The Fixed Effects Regression Assumptions and Standard Errors for Fixed Effects Regression

The Fixed Effects Regression Assumptions

\[Y_{it} = \beta_1 X_{it} + \alpha_i + u_{it},~~i = 1, \dots,n,~~t = 1,\dots,T.\]

  • FE.A.1: \(u_{it}\) has conditional mean zero: \(E[u_{it}|X_{i1}, \dots, X_{iT}, \alpha_i] = 0\).
  • FE.A.2: \((X_{i1}, \dots, X_{iT}, u_{i1},\dots,u_{iT})\), \(i = 1,\dots,n\) are i.i.d. draws from their joint distribution.
  • FE.A.3: Large outliers are unlikely.
  • FE.A.4: No perfect multicollinearity.

Serial Correlation of Standard Errors (1)

An important assumption for fixed effects regressions is FE.A.2

The assumption requires variables to be independent across entities but not necessarily within entities.

For example any \(X_{it}\) and \(X_{is}\) for \(t \ne s\) can be correlated: this is called autocorrelation or serial correlation.

Serial Correlation of Standard Errors (2)

Autocorrelation is common in time series and panel data:

what happens in one period is probably correlated with what happens in other periods for the same entity.

The same can be said for the error terms \(u_{it}\).

For that reason we need to use heteroskedasticity- and autocorrelation-consistent (HAC) standard errors.
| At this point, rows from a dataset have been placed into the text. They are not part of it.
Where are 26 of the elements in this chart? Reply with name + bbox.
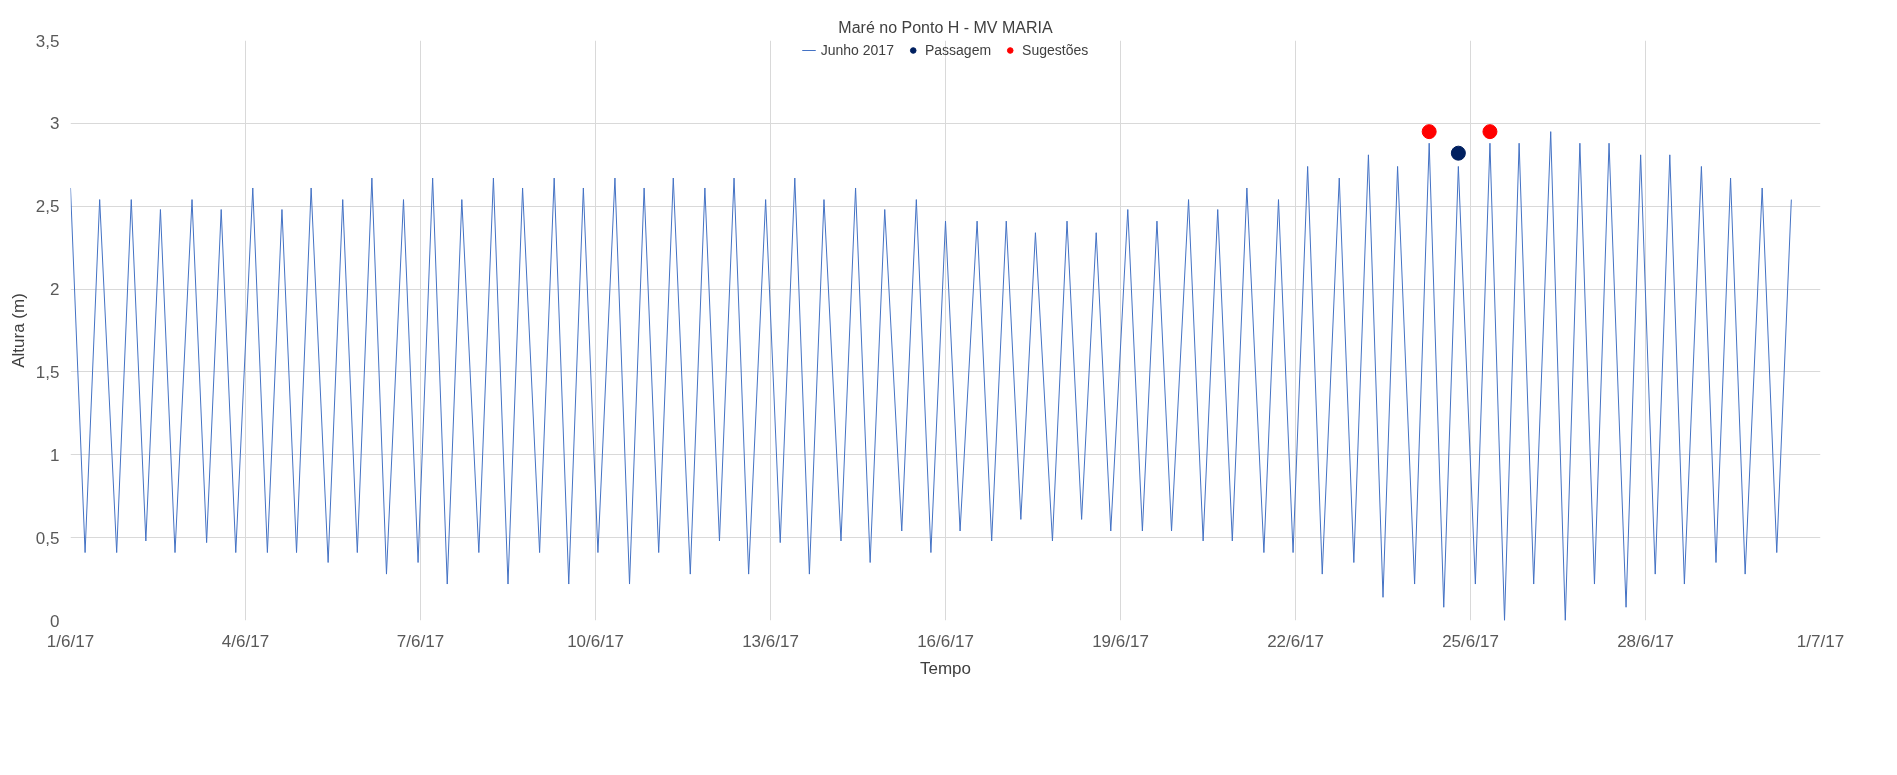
x-axis-title: Tempo (919, 658, 972, 678)
y-tick-label: 2,5 (35, 197, 60, 217)
x-tick-label: 25/6/17 (1442, 631, 1499, 651)
x-tick-label: 7/6/17 (396, 631, 445, 651)
legend-label: Passagem (924, 42, 992, 58)
x-tick-label: 13/6/17 (742, 631, 799, 651)
y-tick-label: 1,5 (35, 362, 60, 382)
x-tick-label: 22/6/17 (1267, 631, 1324, 651)
x-tick-label: 1/6/17 (46, 631, 95, 651)
x-tick-label: 16/6/17 (917, 631, 974, 651)
y-tick-label: 1 (50, 445, 60, 465)
x-tick-label: 1/7/17 (1796, 631, 1845, 651)
y-tick-label: 0,5 (35, 528, 60, 548)
y-tick-label: 2 (50, 280, 60, 300)
legend-label: Junho 2017 (820, 42, 894, 58)
y-tick-label: 3 (50, 114, 60, 134)
legend-label: Sugestões (1022, 42, 1089, 58)
y-tick-label: 0 (50, 611, 60, 631)
chart-title: Maré no Ponto H - MV MARIA (838, 18, 1053, 36)
y-tick-label: 3,5 (35, 31, 60, 51)
x-tick-label: 4/6/17 (221, 631, 270, 651)
x-tick-label: 10/6/17 (567, 631, 624, 651)
y-axis-title: Altura (m) (8, 293, 28, 368)
x-tick-label: 19/6/17 (1092, 631, 1149, 651)
x-tick-label: 28/6/17 (1617, 631, 1674, 651)
line-series (70, 131, 1792, 621)
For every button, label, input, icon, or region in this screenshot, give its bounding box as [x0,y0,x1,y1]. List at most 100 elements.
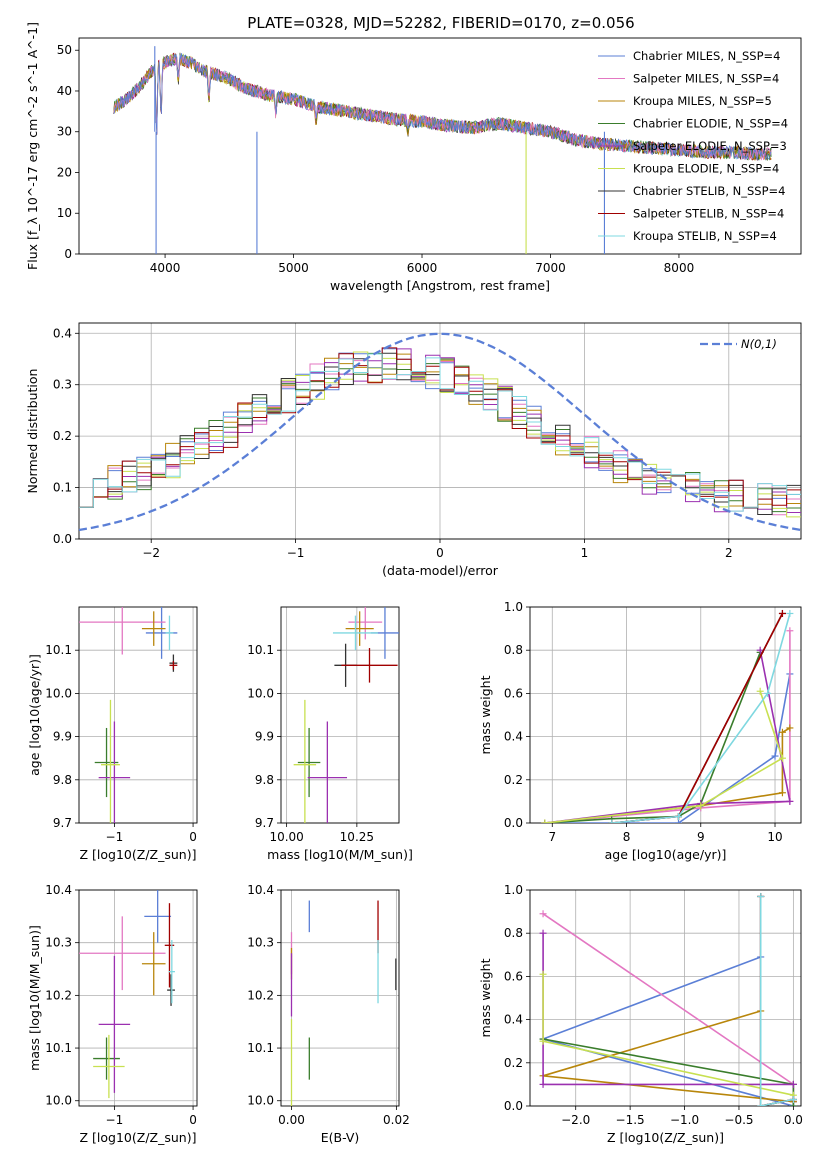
age_vs_Z-axes: −1 0 9.7 9.8 9.9 10.0 10.1 Z [log10(Z/Z_sun)] ag… [27,606,198,862]
weight_vs_age-marker-5-2 [697,802,705,810]
weight_vs_age-marker-5-0 [756,687,764,695]
residuals-xtick-label-4: 2 [725,546,733,560]
weight_vs_age-xtick-label-3: 10 [767,830,782,844]
weight_vs_Z-axes: −2.0 −1.5 −1.0 −0.5 0.0 0.0 0.2 0.4 0.6 0.8 1.0 Z [… [478,883,803,1145]
weight_vs_age-xtick-label-2: 9 [697,830,705,844]
mass_vs_Z-ytick-label-2: 10.2 [45,988,72,1002]
age_vs_mass-point-4 [307,721,348,823]
weight_vs_age-ytick-label-5: 1.0 [504,600,523,614]
weight_vs_age-xtick-label-1: 8 [623,830,631,844]
age_vs_Z-point-5 [101,699,120,823]
figure-title: PLATE=0328, MJD=52282, FIBERID=0170, z=0… [247,14,634,32]
weight_vs_age-marker-8-3 [608,819,616,823]
weight_vs_age-marker-0-1 [771,752,779,760]
spectrum-xtick-label-0: 4000 [150,261,181,275]
weight_vs_Z-line-1 [542,913,795,1102]
mass_vs_Z-xtick-label-1: 0 [189,1113,197,1127]
mass_vs_EBV-frame [280,889,400,1107]
weight_vs_age-marker-2-1 [778,728,786,736]
weight_vs_age-marker-7-0 [778,609,786,617]
age_vs_mass-xtick-label-1: 10.25 [340,830,374,844]
weight_vs_age-marker-1-0 [786,627,794,635]
mass_vs_EBV-ytick-label-1: 10.1 [247,1041,274,1055]
residuals-ytick-label-2: 0.2 [53,429,72,443]
age_vs_Z-point-8 [165,615,174,651]
spectrum-xtick-label-2: 6000 [407,261,438,275]
age_vs_mass-point-1 [348,607,383,640]
residuals-hist-8 [79,353,801,512]
residuals-ylabel: Normed distribution [25,369,40,494]
age_vs_Z-ytick-label-1: 9.8 [53,773,72,787]
mass_vs_EBV-xlabel: E(B-V) [321,1130,360,1145]
age_vs_mass-ytick-label-3: 10.0 [247,686,274,700]
age_vs_Z-point-1 [79,607,166,655]
weight_vs_Z-marker-8-2 [789,1096,797,1104]
spectrum-ytick-label-3: 30 [57,125,72,139]
weight_vs_Z-marker-4-1 [539,1080,547,1088]
weight_vs_age-marker-2-0 [786,724,794,732]
age_vs_mass-axes: 10.00 10.25 9.7 9.8 9.9 10.0 10.1 mass [log10(M… [247,606,413,862]
age_vs_mass-xlabel: mass [log10(M/M_sun)] [267,847,413,862]
spectrum-ytick-label-0: 0 [64,247,72,261]
weight_vs_age-line-4 [544,650,791,823]
weight_vs_Z-marker-1-0 [539,910,547,918]
weight_vs_age-line-3 [544,652,761,823]
weight_vs_Z-xlabel: Z [log10(Z/Z_sun)] [607,1130,724,1145]
weight_vs_age-marker-8-2 [674,813,682,821]
weight_vs_Z-xtick-label-4: 0.0 [784,1113,803,1127]
weight_vs_age-line-8 [611,613,791,823]
mass_vs_Z-point-4 [98,955,131,1093]
age_vs_Z-xtick-label-0: −1 [106,830,124,844]
residuals-legend-label: N(0,1) [741,337,777,351]
spectrum-axes: 4000 5000 6000 7000 8000 0 10 20 30 40 50 wavelengt… [25,22,802,293]
weight_vs_Z-ytick-label-1: 0.2 [504,1056,523,1070]
weight_vs_age-frame [529,606,802,824]
weight_vs_age-ytick-label-0: 0.0 [504,816,523,830]
age_vs_mass-frame [280,606,400,824]
weight_vs_age-marker-5-1 [778,754,786,762]
age_vs_Z-point-4 [98,721,131,823]
residuals-ytick-label-1: 0.1 [53,481,72,495]
age_vs_Z-ytick-label-2: 9.9 [53,730,72,744]
spectrum-ytick-label-4: 40 [57,84,72,98]
mass_vs_Z-ytick-label-3: 10.3 [45,936,72,950]
mass_vs_Z-ytick-label-1: 10.1 [45,1041,72,1055]
mass_vs_Z-frame [78,889,198,1107]
weight_vs_Z-marker-8-1 [757,1102,765,1106]
residuals-ytick-label-4: 0.4 [53,326,72,340]
weight_vs_Z-marker-5-1 [539,1037,547,1045]
mass_vs_Z-point-6 [167,974,175,1006]
weight_vs_age-ytick-label-1: 0.2 [504,773,523,787]
mass_vs_EBV-axes: 0.00 0.02 10.0 10.1 10.2 10.3 10.4 E(B-V) [247,883,409,1145]
residuals-xtick-label-1: −1 [287,546,305,560]
age_vs_mass-ytick-label-1: 9.8 [255,773,274,787]
weight_vs_Z-marker-4-0 [539,929,547,937]
mass_vs_EBV-ytick-label-0: 10.0 [247,1094,274,1108]
age_vs_Z-ytick-label-0: 9.7 [53,816,72,830]
weight_vs_Z-xtick-label-3: −0.5 [724,1113,753,1127]
weight_vs_age-ytick-label-3: 0.6 [504,686,523,700]
spectrum-xtick-label-1: 5000 [278,261,309,275]
weight_vs_age-ytick-label-4: 0.8 [504,643,523,657]
mass_vs_Z-ylabel: mass [log10(M/M_sun)] [27,925,42,1071]
residuals-xtick-label-3: 1 [581,546,589,560]
residuals-axes: −2 −1 0 1 2 0.0 0.1 0.2 0.3 0.4 (data-model)/error… [25,322,802,578]
spectrum-legend-label-5: Kroupa ELODIE, N_SSP=4 [633,162,779,176]
spectrum-frame [78,37,802,255]
spectrum-legend-label-7: Salpeter STELIB, N_SSP=4 [633,207,784,221]
weight_vs_age-marker-4-0 [756,646,764,654]
weight_vs_Z-marker-4-2 [789,1080,797,1088]
mass_vs_EBV-ytick-label-4: 10.4 [247,883,274,897]
spectrum-legend-label-1: Salpeter MILES, N_SSP=4 [633,72,779,86]
weight_vs_age-marker-4-1 [786,797,794,805]
age_vs_Z-ylabel: age [log10(age/yr)] [27,654,42,776]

Let us test for Serial Correlation in R

pbgtest(regress.results.fe.time)
## 
##  Breusch-Godfrey/Wooldridge test for serial correlation in panel models
## 
## data:  mrall ~ beertax
## chisq = 54.188, df = 7, p-value = 2.159e-09
## alternative hypothesis: serial correlation in idiosyncratic errors

Robust Standard Errors

We will use two types of robust standard erros to deal with the problem of heteroskedasticity.

  • General Robust Standard errors
  • Clustered Robust Standard Errors

Robust Standard Errors

In regression and time-series modelling, basic forms of models make use of the assumption that the errors or disturbances \(u_i\) have the same variance across all observation points.

When this is not the case, the errors are said to be heteroscedastic, or to have heteroscedasticity, and this behaviour will be reflected in the residuals \(u_i\) estimated from a fitted model.

Heteroscedasticity-consistent standard errors are used to allow the fitting of a model that does contain heteroscedastic residuals.

The first such approach was proposed by Huber (1967), and further improved procedures have been produced since for cross-sectional data, time-series data and GARCH estimation.

How to test for heteroscedasticity in R

We use the Breusch-Pagan test to detect heteroskedasticity. The null hypothesis is homoskedasticity in the errors.

library(lmtest)
bptest(mrall ~ beertax+factor(state)+factor(year), data = fatality.data, studentize=F)
## 
##  Breusch-Pagan test
## 
## data:  mrall ~ beertax + factor(state) + factor(year)
## BP = 295.57, df = 54, p-value < 2.2e-16

Clustered Robust Standard Errors

Let’s say that you want to relax the Gauss-Markov homoskedasticity assumption, and account for the fact that there may be several different covariance structures within your data sample that vary by a certain characteristic - a “cluster” - but are homoskedastic within each cluster.

For example, say you have a panel data set with a bunch of different test scores from different schools around the country.

You may want to cluster your sample by state, by school district, or even by town.

Economic theory and intuition will guide you in this decision.